On pourra toujours opposer à ces exemples décevants, parce que gouvernés par les décrets arbitraires des rapports de force, de l'amitié ou paradoxalement de l'indifférence à l'égard de la matière concernée - trop souvent la justice - des pratiques remarquables et reconnues comme telles par tous. Alain Juppé, Bruno Le Maire, Chantal Jouanno, Manuel Valls, Michel Sapin et d'autres qu'il serait fastidieux de citer relèvent de cette catégorie peu fréquentée des ministres qui bénéficient d'une aura bien au-delà de l'esprit du camp qui les a promus, tout simplement parce que leur compétence et, pourrait-on dire, leur capacité de faire plier l'idéologie sous l'implacable leçon du réel sont indéniables et emportent une multitude de suffrages.

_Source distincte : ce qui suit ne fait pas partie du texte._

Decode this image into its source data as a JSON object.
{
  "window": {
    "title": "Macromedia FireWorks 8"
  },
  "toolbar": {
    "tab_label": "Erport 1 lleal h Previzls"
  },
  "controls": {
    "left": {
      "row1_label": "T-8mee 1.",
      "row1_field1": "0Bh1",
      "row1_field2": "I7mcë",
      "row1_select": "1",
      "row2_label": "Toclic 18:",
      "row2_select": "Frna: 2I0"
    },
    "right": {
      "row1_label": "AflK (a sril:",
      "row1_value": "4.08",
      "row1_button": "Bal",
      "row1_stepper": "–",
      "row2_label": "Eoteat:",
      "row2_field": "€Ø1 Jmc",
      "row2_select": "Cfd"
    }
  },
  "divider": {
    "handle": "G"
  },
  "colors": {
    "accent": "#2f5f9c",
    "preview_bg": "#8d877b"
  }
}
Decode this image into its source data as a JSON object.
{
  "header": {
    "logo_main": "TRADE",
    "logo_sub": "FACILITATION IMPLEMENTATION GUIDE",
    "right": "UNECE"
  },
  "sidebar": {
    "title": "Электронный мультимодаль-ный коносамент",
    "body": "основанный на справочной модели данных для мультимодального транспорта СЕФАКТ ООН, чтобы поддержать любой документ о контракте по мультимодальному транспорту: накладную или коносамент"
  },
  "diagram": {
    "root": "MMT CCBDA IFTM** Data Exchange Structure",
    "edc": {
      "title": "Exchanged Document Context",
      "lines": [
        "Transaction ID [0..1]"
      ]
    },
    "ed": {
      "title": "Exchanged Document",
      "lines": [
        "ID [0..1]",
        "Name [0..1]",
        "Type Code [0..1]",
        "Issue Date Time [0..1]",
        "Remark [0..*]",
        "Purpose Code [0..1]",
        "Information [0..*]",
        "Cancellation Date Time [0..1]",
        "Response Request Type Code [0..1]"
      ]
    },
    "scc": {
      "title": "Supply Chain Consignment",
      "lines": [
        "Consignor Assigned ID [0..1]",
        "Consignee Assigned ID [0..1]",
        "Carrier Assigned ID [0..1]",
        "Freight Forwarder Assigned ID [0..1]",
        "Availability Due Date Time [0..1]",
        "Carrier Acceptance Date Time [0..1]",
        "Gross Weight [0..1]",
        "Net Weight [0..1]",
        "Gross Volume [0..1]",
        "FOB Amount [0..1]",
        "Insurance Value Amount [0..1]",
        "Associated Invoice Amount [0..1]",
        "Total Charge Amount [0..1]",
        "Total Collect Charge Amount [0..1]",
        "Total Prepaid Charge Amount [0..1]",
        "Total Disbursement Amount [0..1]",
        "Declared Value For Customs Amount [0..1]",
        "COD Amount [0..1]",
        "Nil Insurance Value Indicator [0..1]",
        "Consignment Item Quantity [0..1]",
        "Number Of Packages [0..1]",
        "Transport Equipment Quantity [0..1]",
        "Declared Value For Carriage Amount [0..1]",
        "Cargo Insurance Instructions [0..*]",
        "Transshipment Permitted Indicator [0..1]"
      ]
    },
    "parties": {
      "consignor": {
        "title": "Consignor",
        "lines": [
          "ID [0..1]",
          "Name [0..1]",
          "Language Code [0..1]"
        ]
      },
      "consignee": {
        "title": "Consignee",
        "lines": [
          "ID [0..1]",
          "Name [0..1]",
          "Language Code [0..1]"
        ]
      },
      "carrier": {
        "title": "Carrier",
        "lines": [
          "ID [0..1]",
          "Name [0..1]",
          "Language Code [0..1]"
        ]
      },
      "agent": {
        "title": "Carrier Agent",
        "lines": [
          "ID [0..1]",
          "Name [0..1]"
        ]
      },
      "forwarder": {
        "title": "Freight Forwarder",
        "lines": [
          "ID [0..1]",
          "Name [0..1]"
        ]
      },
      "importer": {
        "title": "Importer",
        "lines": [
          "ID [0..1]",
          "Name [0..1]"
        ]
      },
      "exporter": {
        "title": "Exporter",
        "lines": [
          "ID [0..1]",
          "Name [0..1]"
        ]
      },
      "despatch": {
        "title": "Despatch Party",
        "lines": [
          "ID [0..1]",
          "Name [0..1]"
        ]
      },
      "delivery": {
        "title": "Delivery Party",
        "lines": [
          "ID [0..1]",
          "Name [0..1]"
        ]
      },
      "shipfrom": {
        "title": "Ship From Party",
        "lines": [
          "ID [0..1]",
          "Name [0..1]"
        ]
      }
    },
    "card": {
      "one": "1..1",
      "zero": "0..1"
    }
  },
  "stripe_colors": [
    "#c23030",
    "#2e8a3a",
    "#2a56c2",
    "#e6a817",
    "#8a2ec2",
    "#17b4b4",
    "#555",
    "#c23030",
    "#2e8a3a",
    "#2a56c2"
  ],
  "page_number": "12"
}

Sans lien obligatoire avec la sympathie qu'ils sont susceptibles d'inspirer ou non.
Pourquoi la compétence des ministres n'est-elle jamais un critère prioritaire lors de la composition des gouvernements ?
A titre anecdotique, rappelons les surprises de dernière minute qui déplacent des ministres nécessaires ici vers des postes qui là les rendent quasiment inutiles sauf à laisser tout accomplir par leur Administration.
Les compétents imprégnés de rationalité parfois sèche et de lucidité souvent pénible sont rarement des "joyeux drilles" et il est rare que les Premiers ministres et les président raffolent des Cassandre. François Mitterrand craignait - et il s'en moquait - que Jacques Delors chaque matin lui présentât sa démission en venant dans son bureau. La compétence a, qu'elle le veuille ou non, un parfum d'austérité, une saveur de rectitude et se signale par un refus des accommodements quand la politique au jour le jour est opportunisme, compromis et obsession de la prochaine élection. Le compétent, s'il ne sait pas s'orner d'une parure plus séduisante, moins roide, est fui plus qu'il n'est courtisé.
Surtout, laisser gouverner ses choix par la compétence revient à négliger les frontières politiques, à ne plus s'enfermer dans le partisan, à délaisser souvent ses proches pour d'autres bien meilleurs de son camp parfois mais souvent de l'autre. Si en effet on aspirait à n'être guidé que par l'intérêt de l'Etat, on s'orienterait vers des sélections et des nominations qui rejoindraient le rêve de l'union nationale sans cesse cultivé par l'opinion publique mais aux antipodes de notre classe politique friande de joutes, de querelles répudiant le complexe pour le sommaire confortable avec ses recettes et ses slogans.
La compétence n'est vraiment pas une exigence dans notre monde. Tant d'éléments plus subtils, plus importants, plus pervers, plus intimes justifient l'arrivée des uns et l'exil des autres.
La compétence est clairement superfétatoire mais cependant je songe à Chamfort: "C'est un grand avantage de n'avoir rien fait mais il ne faut pas en abuser".